Le format anthologique
Chaque épisode de Black Mirror est une histoire complètement autonome : des personnages différents, des décors différents, des technologies différentes. Il n’y a pas de narration continue à suivre — vous pouvez commencer de n’importe quel point. Cela le rend également très re-regardable : chaque épisode est un film en soi, avec son propre rythme, son propre genre (thriller, drame, comédie noire) et son propre niveau de brutalité émotionnelle.
De quoi ça parle
Imaginez un monde où grâce à la technologie vous pouvez voir et revoir non pas seulement certains mais tous vos souvenirs, sans jamais rien oublier. Ou un monde où les privilèges sociaux des gens dépendent des “likes” qu’ils reçoivent dans un réseau social omniprésent. Ou un monde où il est possible de télécharger l’esprit d’une personne décédée sur un support numérique.

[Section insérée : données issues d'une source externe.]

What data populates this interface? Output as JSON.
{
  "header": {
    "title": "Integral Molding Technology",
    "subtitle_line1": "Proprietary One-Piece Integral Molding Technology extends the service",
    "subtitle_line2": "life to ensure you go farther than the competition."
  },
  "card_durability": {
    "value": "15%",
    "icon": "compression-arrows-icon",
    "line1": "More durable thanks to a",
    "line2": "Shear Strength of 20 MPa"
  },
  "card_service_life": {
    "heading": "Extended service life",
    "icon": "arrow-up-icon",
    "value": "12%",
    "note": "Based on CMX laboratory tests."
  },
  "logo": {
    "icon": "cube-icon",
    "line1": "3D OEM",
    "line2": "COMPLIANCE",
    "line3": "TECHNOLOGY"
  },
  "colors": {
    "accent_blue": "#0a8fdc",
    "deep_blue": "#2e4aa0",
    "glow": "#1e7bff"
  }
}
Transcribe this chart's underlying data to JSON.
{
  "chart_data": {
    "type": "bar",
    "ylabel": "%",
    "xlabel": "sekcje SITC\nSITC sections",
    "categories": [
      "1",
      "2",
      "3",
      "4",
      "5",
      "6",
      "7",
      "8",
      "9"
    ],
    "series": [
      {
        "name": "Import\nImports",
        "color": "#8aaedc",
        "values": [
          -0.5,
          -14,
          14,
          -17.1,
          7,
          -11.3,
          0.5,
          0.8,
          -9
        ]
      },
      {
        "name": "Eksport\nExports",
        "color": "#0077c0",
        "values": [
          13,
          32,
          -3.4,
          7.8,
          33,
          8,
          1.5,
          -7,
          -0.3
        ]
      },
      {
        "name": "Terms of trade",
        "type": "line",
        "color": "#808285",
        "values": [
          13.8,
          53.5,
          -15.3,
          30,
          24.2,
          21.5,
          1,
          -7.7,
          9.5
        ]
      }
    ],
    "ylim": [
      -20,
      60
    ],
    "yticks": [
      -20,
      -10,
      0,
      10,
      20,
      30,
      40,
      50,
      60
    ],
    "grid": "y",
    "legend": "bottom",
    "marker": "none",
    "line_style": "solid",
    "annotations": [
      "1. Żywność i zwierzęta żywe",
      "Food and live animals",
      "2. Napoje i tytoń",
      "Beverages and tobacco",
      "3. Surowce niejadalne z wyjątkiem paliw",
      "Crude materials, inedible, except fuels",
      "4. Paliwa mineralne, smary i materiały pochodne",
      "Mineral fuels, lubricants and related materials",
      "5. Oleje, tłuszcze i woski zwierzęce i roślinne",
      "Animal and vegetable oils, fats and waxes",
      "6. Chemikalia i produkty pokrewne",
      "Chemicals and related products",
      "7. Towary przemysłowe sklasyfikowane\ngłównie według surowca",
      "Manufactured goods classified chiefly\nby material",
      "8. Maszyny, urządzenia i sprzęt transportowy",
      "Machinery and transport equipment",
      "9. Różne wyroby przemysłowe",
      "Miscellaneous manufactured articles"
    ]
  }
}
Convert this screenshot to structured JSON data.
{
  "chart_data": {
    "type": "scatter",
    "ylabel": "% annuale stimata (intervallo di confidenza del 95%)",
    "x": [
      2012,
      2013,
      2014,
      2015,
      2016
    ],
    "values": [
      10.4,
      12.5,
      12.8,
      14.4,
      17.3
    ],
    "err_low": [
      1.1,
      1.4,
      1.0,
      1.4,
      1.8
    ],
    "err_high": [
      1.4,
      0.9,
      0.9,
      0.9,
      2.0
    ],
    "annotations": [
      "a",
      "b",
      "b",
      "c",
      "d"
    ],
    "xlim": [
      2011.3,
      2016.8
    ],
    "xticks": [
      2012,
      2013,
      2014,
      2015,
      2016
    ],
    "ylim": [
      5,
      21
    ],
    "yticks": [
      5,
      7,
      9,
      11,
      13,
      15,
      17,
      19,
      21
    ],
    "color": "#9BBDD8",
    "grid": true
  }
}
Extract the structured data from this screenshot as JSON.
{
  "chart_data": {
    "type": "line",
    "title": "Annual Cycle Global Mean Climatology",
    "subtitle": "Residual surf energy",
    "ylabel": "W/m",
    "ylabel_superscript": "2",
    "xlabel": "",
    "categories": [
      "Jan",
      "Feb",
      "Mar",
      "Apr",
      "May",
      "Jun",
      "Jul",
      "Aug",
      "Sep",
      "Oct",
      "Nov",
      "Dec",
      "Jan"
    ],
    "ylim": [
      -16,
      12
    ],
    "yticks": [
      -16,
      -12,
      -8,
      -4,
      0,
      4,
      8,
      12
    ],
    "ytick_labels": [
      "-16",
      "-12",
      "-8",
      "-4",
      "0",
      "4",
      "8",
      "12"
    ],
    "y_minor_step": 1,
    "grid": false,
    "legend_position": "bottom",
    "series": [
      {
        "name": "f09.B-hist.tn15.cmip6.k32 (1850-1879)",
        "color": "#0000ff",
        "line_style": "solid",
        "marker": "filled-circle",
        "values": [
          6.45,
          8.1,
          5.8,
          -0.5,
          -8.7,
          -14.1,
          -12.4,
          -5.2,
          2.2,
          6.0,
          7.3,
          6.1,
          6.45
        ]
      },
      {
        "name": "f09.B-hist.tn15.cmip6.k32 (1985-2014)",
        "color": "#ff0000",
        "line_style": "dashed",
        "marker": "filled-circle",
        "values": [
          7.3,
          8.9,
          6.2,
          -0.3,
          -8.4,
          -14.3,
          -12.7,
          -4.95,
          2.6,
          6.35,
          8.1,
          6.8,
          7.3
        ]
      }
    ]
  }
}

Ces scénarios et bien d’autres sont les sujets de Black Mirror — des cauchemars sur des futurs possibles qui rappellent un peu La Quatrième Dimension, mais dans une tonalité plus technologique, plus grotesque et souvent plus sombre.
Pourquoi le regarder
Black Mirror fonctionne parce qu’il ne parle pas d’un futur lointain : il parle du présent, exagéré juste assez pour le rendre reconnaissable. Chaque épisode prend quelque chose qui existe déjà — les réseaux sociaux, la surveillance, l’addiction aux écrans, l’immortalité numérique — et le pousse à son extrême logique. Avertissement juste : parfois vous en sortirez un peu troublé. D’autres fois vous vous retrouverez à réfléchir au monde dans lequel vous vivez déjà, en regardant par la fenêtre.
Absolument recommandé — surtout si vous aimez les séries qui font réfléchir.